Pakistan's monsoon rains, which have killed hundreds of people, are now threatening a famous 4,500-year-old archaeological site.
The ruins of Mohenjo-daro in southern Sindh province near the Indus River are a Unesco World Heritage Site. They are considered among the best preserved urban settlements in South Asia.
The swelling waters of the Indus have wreaked havoc, with heavy rains and massive flooding causing devastation across much of Pakistan.
The flooding has not yet hit the Mohenjo-daro ruins but record-breaking rains have damaged the ancient city, the site's curator Ahsan Abbasi said.
“Several big walls, which were built nearly 5,000 years ago, have collapsed because of the monsoon rains,” he told AP.
The ruins were discovered in 1922. To this day, mystery surrounds the disappearance of its civilisation, which coincided with those of ancient Egypt and Mesopotamia.
Mr Abbasi said dozens of construction workers, under the supervision of archaeologists, have started repair work.
The site’s landmark “Buddhist stupa” — a large, hemispherical structure associated with worship, meditation and burial — remains intact, he said. But the downpour has damaged some outer walls and also some larger walls separating individual rooms or chambers.
The civilisation at Mohenjo-daro, also known as “Mound of the Dead” in the local Sindhi language, built an elaborate drainage system, which has been critical in flooding in the past.
The Sindh province has been among the areas worst hit by the flooding in Pakistan.
UN Secretary General Antonio Guterres said he would fly to the country on Wednesday to express solidarity with its people. He also plans “to appeal for the massive support of the international community to the Pakistanis, in this hour of need after the devastating floods that we are witnessing".

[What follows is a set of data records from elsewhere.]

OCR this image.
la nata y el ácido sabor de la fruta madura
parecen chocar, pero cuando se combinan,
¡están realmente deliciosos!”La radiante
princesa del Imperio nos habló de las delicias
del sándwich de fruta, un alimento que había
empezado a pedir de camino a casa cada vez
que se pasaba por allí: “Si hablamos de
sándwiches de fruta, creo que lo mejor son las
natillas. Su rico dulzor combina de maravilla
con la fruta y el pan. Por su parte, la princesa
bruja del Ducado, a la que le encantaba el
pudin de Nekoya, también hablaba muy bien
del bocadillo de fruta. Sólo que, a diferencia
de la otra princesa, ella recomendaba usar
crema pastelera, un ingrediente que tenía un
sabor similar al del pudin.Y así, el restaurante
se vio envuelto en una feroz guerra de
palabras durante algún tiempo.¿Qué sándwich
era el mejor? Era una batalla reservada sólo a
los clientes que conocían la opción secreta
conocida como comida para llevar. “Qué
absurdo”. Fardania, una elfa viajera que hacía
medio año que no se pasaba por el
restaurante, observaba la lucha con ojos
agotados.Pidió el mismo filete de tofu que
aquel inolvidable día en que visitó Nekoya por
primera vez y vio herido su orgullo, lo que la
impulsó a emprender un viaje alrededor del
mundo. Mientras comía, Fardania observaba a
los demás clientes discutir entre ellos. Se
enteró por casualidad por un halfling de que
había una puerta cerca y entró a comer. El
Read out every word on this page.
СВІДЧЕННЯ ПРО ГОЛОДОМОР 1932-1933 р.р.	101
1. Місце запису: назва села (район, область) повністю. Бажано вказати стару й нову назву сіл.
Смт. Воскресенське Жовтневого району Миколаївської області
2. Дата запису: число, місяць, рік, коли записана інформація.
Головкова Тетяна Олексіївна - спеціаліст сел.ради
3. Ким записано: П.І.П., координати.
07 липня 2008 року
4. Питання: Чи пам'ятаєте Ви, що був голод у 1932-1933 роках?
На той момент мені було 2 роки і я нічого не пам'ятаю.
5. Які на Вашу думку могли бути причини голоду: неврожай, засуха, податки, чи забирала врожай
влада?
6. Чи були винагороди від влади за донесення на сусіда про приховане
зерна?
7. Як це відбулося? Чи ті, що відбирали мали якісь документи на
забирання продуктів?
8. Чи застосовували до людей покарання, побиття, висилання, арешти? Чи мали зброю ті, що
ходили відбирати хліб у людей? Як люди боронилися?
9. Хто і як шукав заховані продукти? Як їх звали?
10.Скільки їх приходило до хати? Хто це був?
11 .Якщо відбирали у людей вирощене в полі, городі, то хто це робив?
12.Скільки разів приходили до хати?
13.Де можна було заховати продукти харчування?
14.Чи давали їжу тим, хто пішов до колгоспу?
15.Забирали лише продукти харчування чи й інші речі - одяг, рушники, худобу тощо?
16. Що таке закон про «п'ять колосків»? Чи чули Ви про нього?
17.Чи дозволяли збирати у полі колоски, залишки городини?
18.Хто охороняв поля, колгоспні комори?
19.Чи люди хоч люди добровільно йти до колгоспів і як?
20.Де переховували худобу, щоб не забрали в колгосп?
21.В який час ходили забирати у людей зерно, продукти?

Mr Guterres said the floods were a result of climate change that is “supercharging the destruction of our planet”.
“Today it is Pakistan. Tomorrow it can be anywhere else,” he said.
On Monday, army engineers made a second cut into an embankment at Lake Manchar, Pakistan’s largest freshwater lake, to release rising waters in hopes of saving the nearby city of Sehwan from major flooding.
The water from the lake has already inundated dozens of nearby villages, forcing hundreds of families to leave their mud-brick homes in a hurry, many fleeing in panic.
Rescue operations continued on Tuesday, with troops and volunteers using helicopters and boats to get those stranded out of the flooded areas and taken to the nearest relief camps.
Tens of thousands of people are already living in such camps and thousands more have taken shelter on roadsides on higher ground.
Ghulam Sabir, 52, from the outskirts of Sehwan, said on Tuesday that he left his home three days ago after authorities told people to evacuate.
“I took my family members with me and came to this … safer place,” said Mr Sabir, staying by the roadside where he has set up camp. He echoed complaints of several other villagers — that no government help had reached them yet.
He said he did not know whether his home had collapsed or not.
Prime Minister Shahbaz Sharif urged Pakistanis on Tuesday to generously donate to flood victims, most of whom are relying on government help to survive.
Mr Sharif has asked the international community to send more aid to those affected, insisting the country is facing a climate-change-induced tragedy.
The UN refugee agency said on Tuesday it had handed over thousands of tents and other emergency items to the Sindh government, meant for those affected by the flooded areas in the province.
Experts say that since 1959, Pakistan has emitted about 0.4 per cent of heat-trapping carbon dioxide, compared with 21.5 per cent by the US and 16.4 per cent by China.
Last week, Mr Guterres also called on the world to stop “sleepwalking” through the crisis.
Pakistani officials said he would travel to Sindh, but it is not known whether he will visit the archaeological site.